CMMN (Case Management Model and Notation) to notacja opublikowana formalnie w 2014 roku. Notacja BPMN ma za cel modelowanie procesów biznesowych czyli powtarzalnych zachowań organizacji, CMMN to narzędzie do modelowania konkretnych (zidentyfikowanych) aktywności, nie przewidzianych w modelach procesów, także do modelowania proponowanych (zaakceptowanych) rozwiązań, w przypadku gdy dana aktywność stwarza problem.

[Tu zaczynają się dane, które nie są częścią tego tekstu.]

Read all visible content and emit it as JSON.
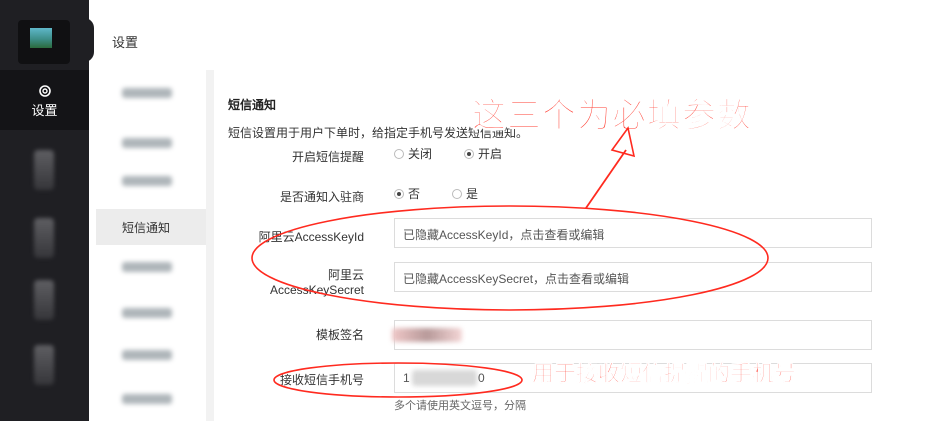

Zarządzanie plikami w repozytorium TeamWork (serwer) z poziomu przeglądarki diagramów.
Tymczasowe diagramy analizy wpływu. Do tej pory były zawsze zapamiętywane co w dużych projektach skutkowało dużą ich liczbą i przeciążaniem projektu, teraz mogą one być tworzone “w locie” bez konieczności ich zachowywania.
Narzędzie potężnieje z każdą kolejną wersją. Obecnie oferowane jest w dwóch wersjach:
Visual-Paradigm (VP) jako narzędzie adresowane do wspierania procesów inżynierii oprogramowania.

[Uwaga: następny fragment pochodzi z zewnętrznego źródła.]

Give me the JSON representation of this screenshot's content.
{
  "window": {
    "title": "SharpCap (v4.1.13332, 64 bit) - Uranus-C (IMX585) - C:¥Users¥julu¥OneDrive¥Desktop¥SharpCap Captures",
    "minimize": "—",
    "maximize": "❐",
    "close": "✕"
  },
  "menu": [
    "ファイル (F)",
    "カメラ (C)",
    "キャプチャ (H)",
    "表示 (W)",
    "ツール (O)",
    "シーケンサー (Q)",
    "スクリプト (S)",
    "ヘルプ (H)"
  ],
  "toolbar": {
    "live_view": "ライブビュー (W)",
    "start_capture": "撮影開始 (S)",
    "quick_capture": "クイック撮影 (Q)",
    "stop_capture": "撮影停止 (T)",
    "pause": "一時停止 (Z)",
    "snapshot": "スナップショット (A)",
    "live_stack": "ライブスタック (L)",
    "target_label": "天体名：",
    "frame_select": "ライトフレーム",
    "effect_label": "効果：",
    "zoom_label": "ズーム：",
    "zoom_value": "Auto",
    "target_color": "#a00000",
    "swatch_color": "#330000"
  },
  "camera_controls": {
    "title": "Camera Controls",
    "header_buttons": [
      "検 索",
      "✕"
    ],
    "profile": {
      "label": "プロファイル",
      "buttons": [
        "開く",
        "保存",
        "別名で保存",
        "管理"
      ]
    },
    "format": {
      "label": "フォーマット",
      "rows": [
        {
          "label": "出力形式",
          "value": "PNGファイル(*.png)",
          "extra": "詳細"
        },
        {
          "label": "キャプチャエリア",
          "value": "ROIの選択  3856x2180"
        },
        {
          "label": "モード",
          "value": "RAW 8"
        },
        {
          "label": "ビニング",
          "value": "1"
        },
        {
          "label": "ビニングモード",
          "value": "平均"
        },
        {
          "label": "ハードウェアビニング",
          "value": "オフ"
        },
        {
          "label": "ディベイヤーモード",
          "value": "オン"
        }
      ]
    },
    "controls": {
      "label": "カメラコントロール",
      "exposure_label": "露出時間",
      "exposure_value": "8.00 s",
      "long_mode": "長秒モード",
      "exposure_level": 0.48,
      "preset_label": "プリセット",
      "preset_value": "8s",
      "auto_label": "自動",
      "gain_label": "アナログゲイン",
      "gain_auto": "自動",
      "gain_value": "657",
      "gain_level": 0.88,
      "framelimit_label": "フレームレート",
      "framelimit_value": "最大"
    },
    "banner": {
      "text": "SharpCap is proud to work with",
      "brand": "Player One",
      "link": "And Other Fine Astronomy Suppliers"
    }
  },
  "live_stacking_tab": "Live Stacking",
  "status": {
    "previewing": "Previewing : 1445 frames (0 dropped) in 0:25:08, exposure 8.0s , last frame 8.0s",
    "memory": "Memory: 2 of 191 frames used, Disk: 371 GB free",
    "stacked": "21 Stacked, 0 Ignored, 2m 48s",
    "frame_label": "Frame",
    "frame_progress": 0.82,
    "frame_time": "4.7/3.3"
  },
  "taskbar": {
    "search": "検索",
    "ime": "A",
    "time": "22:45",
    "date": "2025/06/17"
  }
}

ArchiMetric to rozszerzenie pakietu VP, to narzędzie wspierające prowadzenie analiz systemowych organizacji, szeroko pojętego modelowania architektury biznesowej (korporacyjnej).
W 2005 roku wybrałem to narzędzie całkowicie przypadkowo, kierowałem się czasem od momentu zamówienia do uzyskania licencji, bo działo się w toku bardzo ważnego projektu, w którym nie mogłem sobie pozwolić ani na przerwę ani na znaki wodne “evaluation version” w dokumentach w czasie oczekiwania na licencje. Po tych latach korzystania z VP i porównywania pracy z innymi narzędziami spotykanymi w projektach, nadal mam przekonanie, że nieświadomie dokonałem wtedy chyba najlepszego możliwego wyboru.
Więcej o nowinkach w aplikacji:
Visual Paradigm 13.2 introduces a number of new features, which includes:
Narzędzie, którego używam od 2005 roku (rezygnując wtedy z MS Visio bo toporny i wyrzucając demo EA SPARX bo toporny i niezgodny z UML), staje się coraz lepsze. To co powoduje, że nadal nie planuję zmieniać narzędzia to mega ergonomia pracy, 100% zgodności ze specyfikacjami OMG, a przede wszystkim serwer pracy grupowej VPository, co razem daje mega platformę analityczno-komunikacyjną dla analityka i klienta.